For cow/calf producers, a first-calf heifer can be a real headache. Even if she makes it through calving without a hitch, rebreeding for the next season usually isn't easy.

To top it off, a first-calf heifer is critical to the beef cattle operation. She doesn't just replace an older cow; she represents the future genetics of the operation. That means she can play a big part in its ultimate profitability.

In order to keep a first-calf heifer productive and in the herd, producers must understand that she faces some significant challenges that set her apart from other, more mature cows, says G. Cliff Lamb, Extension beef cattle specialist for the University of Minnesota.

While coping with the stress associated with her first birth and nursing a calf for the first time, a first-calf heifer must stay in favorable condition so that her uterus involutes and she resumes her estrous cycle. And, in order to produce offspring on a yearly basis, a first-calf heifer must establish pregnancy for a second time within 83 days, Lamb says.

All this must be overcome while she is only 85% of her mature weight, he adds.

Besides reproduction and nutrition, another challenge is dystocia (calving difficulty). Dystocia can interfere with a first-calf heifer's transition to a mature cow. It's also the most common reason a heifer doesn't make it into the herd later.

Dystocia negatively affects detection of estrus, conception rates and overall pregnancy rates, Lamb says.

A number of factors can influence the incidence of dystocia. These include the high birth weight of the dam, an excessively small pelvic area, the high birth weight of the bull and carrying a male calf, which tends to be larger than a female calf.

Producers who wait until calving to worry about these matters may be out of luck. However, those who give replacement/first-calf heifers a little extra attention during the breeding and pre-calving process likely can prepare heifers to avoid dystocia and uphold the operation's calving rate, Lamb says.

Lamb offers these guidelines for keeping replacement/first-calf heifers in the herd and in top condition.

* Feed replacement heifers to fulfill 65% of their mature weight by breeding time so they can satisfy reproductive needs later. First-calf heifers need energy for basal metabolism, activity, growth, energy reserves, pregnancy, lactation, estrous cycles and initiation of pregnancy.

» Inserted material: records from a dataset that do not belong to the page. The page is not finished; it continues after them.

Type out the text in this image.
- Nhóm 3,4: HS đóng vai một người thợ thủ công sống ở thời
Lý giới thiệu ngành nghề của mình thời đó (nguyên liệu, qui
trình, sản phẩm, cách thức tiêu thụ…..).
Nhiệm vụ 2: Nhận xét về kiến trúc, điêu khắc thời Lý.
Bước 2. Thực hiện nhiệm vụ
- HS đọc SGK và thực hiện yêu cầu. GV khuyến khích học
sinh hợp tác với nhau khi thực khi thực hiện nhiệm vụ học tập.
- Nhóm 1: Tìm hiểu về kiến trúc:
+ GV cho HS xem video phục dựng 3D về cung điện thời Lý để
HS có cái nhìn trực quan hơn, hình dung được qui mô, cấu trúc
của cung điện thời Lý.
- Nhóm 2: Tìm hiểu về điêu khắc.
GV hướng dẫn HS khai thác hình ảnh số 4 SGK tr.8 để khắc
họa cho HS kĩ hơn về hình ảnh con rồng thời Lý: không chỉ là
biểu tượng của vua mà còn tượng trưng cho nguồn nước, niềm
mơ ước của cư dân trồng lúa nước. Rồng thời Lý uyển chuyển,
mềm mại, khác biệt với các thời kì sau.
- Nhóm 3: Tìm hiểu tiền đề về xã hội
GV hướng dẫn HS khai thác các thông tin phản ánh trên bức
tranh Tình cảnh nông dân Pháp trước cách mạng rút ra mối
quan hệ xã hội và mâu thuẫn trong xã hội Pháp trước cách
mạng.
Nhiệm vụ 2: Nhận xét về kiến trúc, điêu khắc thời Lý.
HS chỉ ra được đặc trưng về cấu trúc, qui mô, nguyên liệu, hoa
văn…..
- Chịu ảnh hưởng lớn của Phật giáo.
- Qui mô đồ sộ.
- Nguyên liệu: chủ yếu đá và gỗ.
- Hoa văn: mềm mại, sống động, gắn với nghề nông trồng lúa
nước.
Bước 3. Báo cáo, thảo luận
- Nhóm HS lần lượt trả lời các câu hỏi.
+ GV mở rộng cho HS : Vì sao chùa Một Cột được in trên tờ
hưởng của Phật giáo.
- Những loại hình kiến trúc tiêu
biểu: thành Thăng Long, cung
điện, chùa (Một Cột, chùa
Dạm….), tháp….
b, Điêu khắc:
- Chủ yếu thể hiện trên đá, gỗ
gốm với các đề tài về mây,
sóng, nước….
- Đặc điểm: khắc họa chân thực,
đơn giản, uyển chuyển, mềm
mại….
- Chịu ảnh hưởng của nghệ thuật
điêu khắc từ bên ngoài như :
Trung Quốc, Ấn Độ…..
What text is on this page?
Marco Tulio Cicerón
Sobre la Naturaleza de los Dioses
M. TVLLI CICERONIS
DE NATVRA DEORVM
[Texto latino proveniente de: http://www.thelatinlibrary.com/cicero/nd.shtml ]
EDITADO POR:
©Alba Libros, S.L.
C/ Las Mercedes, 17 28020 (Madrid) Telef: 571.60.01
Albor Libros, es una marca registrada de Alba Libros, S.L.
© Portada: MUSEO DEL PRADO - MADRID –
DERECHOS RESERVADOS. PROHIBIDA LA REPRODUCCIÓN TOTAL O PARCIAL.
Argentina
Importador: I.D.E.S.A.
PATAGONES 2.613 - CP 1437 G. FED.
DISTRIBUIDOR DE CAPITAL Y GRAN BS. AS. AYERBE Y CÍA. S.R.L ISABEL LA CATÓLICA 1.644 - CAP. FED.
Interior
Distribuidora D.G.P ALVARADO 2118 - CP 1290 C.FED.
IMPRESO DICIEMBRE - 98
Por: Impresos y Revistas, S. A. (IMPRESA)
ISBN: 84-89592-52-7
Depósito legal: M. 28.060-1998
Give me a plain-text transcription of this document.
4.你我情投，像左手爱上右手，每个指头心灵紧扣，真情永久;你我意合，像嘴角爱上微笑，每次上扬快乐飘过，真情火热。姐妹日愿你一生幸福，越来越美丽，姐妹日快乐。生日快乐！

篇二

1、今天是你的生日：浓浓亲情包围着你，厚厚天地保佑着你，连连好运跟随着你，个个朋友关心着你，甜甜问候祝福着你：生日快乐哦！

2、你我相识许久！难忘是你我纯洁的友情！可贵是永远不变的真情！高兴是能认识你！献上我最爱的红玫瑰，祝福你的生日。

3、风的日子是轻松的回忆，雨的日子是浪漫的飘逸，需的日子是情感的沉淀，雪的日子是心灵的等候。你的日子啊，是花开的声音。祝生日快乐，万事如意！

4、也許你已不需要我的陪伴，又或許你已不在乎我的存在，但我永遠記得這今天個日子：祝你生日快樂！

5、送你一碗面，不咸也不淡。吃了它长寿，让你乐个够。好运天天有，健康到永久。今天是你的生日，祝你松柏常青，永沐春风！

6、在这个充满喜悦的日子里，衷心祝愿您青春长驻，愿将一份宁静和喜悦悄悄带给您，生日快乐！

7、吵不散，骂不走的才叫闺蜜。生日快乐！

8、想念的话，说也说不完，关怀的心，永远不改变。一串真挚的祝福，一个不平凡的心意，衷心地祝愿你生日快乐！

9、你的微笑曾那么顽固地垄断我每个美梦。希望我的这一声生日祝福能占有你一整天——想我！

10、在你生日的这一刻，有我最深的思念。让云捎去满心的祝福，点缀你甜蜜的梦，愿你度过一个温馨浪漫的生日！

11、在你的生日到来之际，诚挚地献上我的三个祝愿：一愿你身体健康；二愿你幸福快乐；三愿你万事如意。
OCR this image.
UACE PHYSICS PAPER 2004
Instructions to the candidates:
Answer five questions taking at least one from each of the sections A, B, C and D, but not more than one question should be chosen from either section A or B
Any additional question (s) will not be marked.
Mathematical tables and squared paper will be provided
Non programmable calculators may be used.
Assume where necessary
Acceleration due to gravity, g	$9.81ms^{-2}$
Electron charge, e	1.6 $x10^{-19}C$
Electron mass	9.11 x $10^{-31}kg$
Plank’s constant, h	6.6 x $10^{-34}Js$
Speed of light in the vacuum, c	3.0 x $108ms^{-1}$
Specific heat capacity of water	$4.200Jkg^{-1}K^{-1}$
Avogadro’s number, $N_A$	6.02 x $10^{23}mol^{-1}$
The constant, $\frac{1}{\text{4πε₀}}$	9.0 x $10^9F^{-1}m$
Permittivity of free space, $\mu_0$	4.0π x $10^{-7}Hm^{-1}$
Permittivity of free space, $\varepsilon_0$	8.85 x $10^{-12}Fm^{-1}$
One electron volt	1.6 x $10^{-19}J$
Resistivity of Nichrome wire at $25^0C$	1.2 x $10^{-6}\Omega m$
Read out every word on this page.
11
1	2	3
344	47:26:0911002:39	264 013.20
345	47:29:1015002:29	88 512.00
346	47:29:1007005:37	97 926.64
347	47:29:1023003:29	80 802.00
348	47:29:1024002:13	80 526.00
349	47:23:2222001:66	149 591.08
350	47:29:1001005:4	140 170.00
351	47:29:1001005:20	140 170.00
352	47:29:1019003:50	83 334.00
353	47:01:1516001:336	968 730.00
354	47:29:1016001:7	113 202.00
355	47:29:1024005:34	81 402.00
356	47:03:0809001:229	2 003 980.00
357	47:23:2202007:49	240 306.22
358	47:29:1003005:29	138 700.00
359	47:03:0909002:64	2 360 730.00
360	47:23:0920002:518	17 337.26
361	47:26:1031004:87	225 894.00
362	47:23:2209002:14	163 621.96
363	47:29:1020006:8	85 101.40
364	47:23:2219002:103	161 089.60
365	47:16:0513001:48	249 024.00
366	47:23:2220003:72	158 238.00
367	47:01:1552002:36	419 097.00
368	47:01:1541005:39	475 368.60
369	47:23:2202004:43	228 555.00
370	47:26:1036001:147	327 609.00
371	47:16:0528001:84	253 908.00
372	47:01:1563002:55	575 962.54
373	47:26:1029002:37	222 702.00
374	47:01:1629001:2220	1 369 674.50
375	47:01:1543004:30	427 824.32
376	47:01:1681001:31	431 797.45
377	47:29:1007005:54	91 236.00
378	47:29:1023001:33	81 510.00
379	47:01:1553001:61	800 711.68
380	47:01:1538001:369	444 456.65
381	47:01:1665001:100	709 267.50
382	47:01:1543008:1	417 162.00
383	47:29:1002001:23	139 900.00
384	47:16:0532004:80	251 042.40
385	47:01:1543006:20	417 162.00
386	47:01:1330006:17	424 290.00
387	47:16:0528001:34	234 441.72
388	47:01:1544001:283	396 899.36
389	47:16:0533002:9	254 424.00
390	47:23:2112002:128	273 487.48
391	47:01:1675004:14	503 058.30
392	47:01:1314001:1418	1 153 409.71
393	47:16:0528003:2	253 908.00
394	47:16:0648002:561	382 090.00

* Have your veterinarian perform a prebreeding reproductive tract exam to determine which heifers are cycling; cull those that aren't.

* Identify heifers with small pelvic areas and breed them appropriately. Consider culling heifers with excessively small pelvic areas because they can require a costly C- section.

* Use estrous synchronization on replacement heifers for earlier breeding, and use it on first-calf heifers to initiate estrous cycles after calving and to reduce the incidence of short estrous cycles. (Estrous synchronization induces ovulation and gets rid of some of the guesswork in insemination timing.)

* Ensure that replacement heifers are bred to low birth weight Expected Progeny Difference (EPD) bulls. A producer can focus on selecting bulls for performance traits after the heifer has had her first calf. Low birth weight dams bred with a low birth weight bull have less difficulty, fewer C-sections and better calf vigor scores.

* Because first-calf heifers usually require a longer period of postpartum anestrus, consider breeding replacement heifers to calve two weeks before the mature cow herd. This head start will allow them special treatment during calving, and it will give them an extra 14 days to resume estrous cycling.

* Monitor and adjust the condition of replacement heifers so they calve at a body condition score of between 5 and 7. Scores in that range improve the likelihood of a heifer's cycling at the start of the breeding season. A lower body condition score reduces calf vigor. A higher body condition score wastes fuel, increases calving difficulty and reduces milk production. Feeding cows to gain condition after calving is too late.

* Reduce the length of the breeding season to 60 days or less. This increases the percentage of females cycling during the next breeding season and gives all cows a high probability for pregnancy at the start of the next breeding season. Culling late calving cows shortens the breeding season gradually.

* Separate first-calf heifers from mature cows when feeding so they don't have to compete for feed.

* As a last resort, let cows enter winter in good condition by weaning calves from first-calf heifers early (less than 200 days). But, carefully weigh the potential advantages of increased fertility against the potential disadvantages of reduced calf weaning weights and increased potential for calf diseases.

Keeping accurate records and maintaining good facilities also are important factors in a beef cattle operation's management of first-calf heifers, Lamb says.